Carnero, whose family started the business 44 years ago, needed to expand and couldn’t do it in cramped Miami. About 10 years ago, he and his family picked LaBelle as a place they wanted to retire. They fell in love with the small town, and when they started looking to expand the company, they looked to see if it was feasible in LaBelle. “Everyone was very receptive, very, very happy to bring in some manufacturing here,” he says. “It’s been a very pleasant experience.”

The move wasn’t as pleasant. Carnero sold his building in Miami and leased it back, expecting to be in it for a year until the factory could be built in LaBelle. Three months later, COVID-19 shut down the world. A big portion of Custom Stainless’ business comes from restaurants and hotels, but the company survived thanks to being diversified enough by supplying medical laboratories.

One year turned into three. “We went $3 million over budget because of the devastation that COVID caused,” Carnero says. “But we survived it, thankfully, and now we’re here and we’re very happy.”

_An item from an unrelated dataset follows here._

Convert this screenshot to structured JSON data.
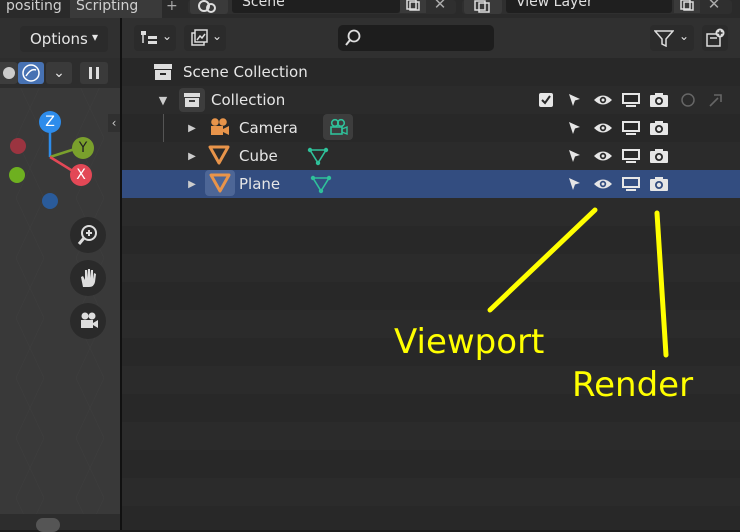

The bigger facility will allow the company to grow revenue, which now is between $6 million and $8 million, Carnero said. The goal is to increase it to $12 million and $15 million in two years.

Custom Stainless sells around the world. It has done projects from California to the Keys, and internationally in South Africa, Singapore and Japan.

Carnero has had little problem finding workers, and said he has a stack of resumes sitting on his desk. “It’s a really good demographic for manufacturing,” he says. “The people are eager to work.”